Friday, February 10, 2006

The Cost of Living

Several weeks ago, I stumbled across an issue of BusinessWeek left behind by a previous passenger on a plane. The issue was dated Jan. 30, 2006, and I came across an article about the high cost of medicine and copied down this section:
Dr. Leonard Saltz of Memorial Sloan-Kettering Cancer Center in New York says that 10 years ago the drugs used to treat colon cancer cost about $500. Today, the tab is $250,000. Over the same 10-year period, the average life expectancy for colon cancer patients increased from 11 months to a little more than two years.

Doctors say many breast cancer patients routinely refuse a new class of drugs known as aromatase inhibitors, which prevent the disease from recurring, because they can't afford them. Herceptin is also effective at preventing recurrence, but a Belgian study released last month calculated that Herceptin would cost European governments $42,000 per patient if used for that purpose.

H. Wayne Thornton of Albuquerque, a supervisor with the U.S. Forest Service, was shocked when he was diagnosed with breast cancer in 1996. The 59-year-old has gone through surgery and numerous rounds of chemo.
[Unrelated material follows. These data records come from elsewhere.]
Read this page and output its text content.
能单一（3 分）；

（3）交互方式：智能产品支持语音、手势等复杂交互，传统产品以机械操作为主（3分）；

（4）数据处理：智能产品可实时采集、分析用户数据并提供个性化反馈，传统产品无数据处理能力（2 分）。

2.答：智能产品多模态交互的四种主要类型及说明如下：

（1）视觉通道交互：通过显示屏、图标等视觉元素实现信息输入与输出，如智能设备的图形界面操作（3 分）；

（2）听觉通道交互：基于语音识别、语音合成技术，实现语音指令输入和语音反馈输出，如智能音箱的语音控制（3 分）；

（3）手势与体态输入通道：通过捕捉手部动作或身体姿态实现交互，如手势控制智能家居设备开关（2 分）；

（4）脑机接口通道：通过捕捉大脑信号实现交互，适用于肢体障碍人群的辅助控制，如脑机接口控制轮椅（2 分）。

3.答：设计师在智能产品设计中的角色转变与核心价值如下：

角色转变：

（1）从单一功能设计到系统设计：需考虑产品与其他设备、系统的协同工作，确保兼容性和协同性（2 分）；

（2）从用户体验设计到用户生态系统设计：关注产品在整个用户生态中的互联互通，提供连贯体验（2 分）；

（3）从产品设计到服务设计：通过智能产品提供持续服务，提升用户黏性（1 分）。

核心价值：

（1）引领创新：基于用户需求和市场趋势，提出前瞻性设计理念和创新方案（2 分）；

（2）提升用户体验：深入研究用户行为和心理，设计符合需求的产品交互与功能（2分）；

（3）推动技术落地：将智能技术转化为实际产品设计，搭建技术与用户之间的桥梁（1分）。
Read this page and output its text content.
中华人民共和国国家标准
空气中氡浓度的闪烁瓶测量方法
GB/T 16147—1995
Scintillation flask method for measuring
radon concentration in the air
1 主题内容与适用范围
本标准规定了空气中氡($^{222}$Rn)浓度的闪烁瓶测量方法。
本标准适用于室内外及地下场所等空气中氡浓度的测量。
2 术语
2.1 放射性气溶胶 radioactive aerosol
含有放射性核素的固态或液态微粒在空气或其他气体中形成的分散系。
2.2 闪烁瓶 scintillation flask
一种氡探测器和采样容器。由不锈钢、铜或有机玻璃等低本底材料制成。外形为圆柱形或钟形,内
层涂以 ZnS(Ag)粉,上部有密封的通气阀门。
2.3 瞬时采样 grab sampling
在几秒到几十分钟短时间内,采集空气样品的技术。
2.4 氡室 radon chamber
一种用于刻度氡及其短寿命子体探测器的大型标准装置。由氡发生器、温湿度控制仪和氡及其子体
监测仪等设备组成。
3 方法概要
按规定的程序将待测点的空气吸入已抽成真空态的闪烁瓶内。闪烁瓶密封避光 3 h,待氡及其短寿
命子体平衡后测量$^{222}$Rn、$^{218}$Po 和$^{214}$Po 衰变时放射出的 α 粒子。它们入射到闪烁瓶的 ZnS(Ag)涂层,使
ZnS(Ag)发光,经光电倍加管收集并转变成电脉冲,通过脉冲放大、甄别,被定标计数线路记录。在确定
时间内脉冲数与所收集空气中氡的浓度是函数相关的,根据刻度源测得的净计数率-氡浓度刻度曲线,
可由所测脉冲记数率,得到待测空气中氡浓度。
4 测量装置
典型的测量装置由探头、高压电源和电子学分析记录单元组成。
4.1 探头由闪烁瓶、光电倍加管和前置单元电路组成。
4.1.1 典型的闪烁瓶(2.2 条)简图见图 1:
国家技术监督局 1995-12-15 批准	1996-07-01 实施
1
He is now trying to survive on a combination of Herceptin, Avastin, and Abraxane, a new chemotherapy from American Pharmaceutical Partners Inc. -- at a cost of about $25,000 a month. Thrornton pays a premium of $388 per month to cover his wife, Betty, and himself. Still, his co-pays total hundreds of dollars each month for these three drugs.
It's that first paragraph that really caught my eye. 13 months of life = $249,500. That's a lot of money. Google says there are 9496.3 hours (395.68 days) in 13 months. That means the cost comes out to $26.27/hour ($630.56/day). This is so much money that even at 1/2 or 1/4 the cost, we're still in a position where most people would not be able to pay.

So is someone out there making obscene profit? It's not that hard to check. The Herceptin and Avastin mentioned in the article are both made by Genentech, a public company that goes by NYSE:DNA. Public means I can pull up their 10-K annual report and see what they made. From there we get:
  • Revenue: $4.6 billion
  • Expenses: $3.5 billion
    • R&D: $945 million
  • Profit (before taxes): $1.2 billion
That's a lot of money they're making. But $250K a year is a big sum to chop down in order to be affordable. Let's say they halved all their prices. That would give us:
  • Revenue: $2.3 billion
  • Expenses: $3.5 billion
  • Loss: $1.2 billion
Well, there can be some argument here over whether or not expenses would decline as prices decline, since you might not need as much sales and marketing if your product were cheaper. But even if you assume that this price is sustainable, we're still talking about $120K a year. That's still mad expensive. So let's chop it in half again:
  • Revenue: $1.15 billion
  • R&D Expenses: $945 million
  • Cost of Goods Sold (e.g. manufacturing cost): $672 million
  • Loss: $467 million
Whoops, although all we're doing now is manufacturing and research drugs, we're losing money. And it still costs $60K/year ($157.64/day).

But that leads to a more basic question. Why is the price set at $250K/year?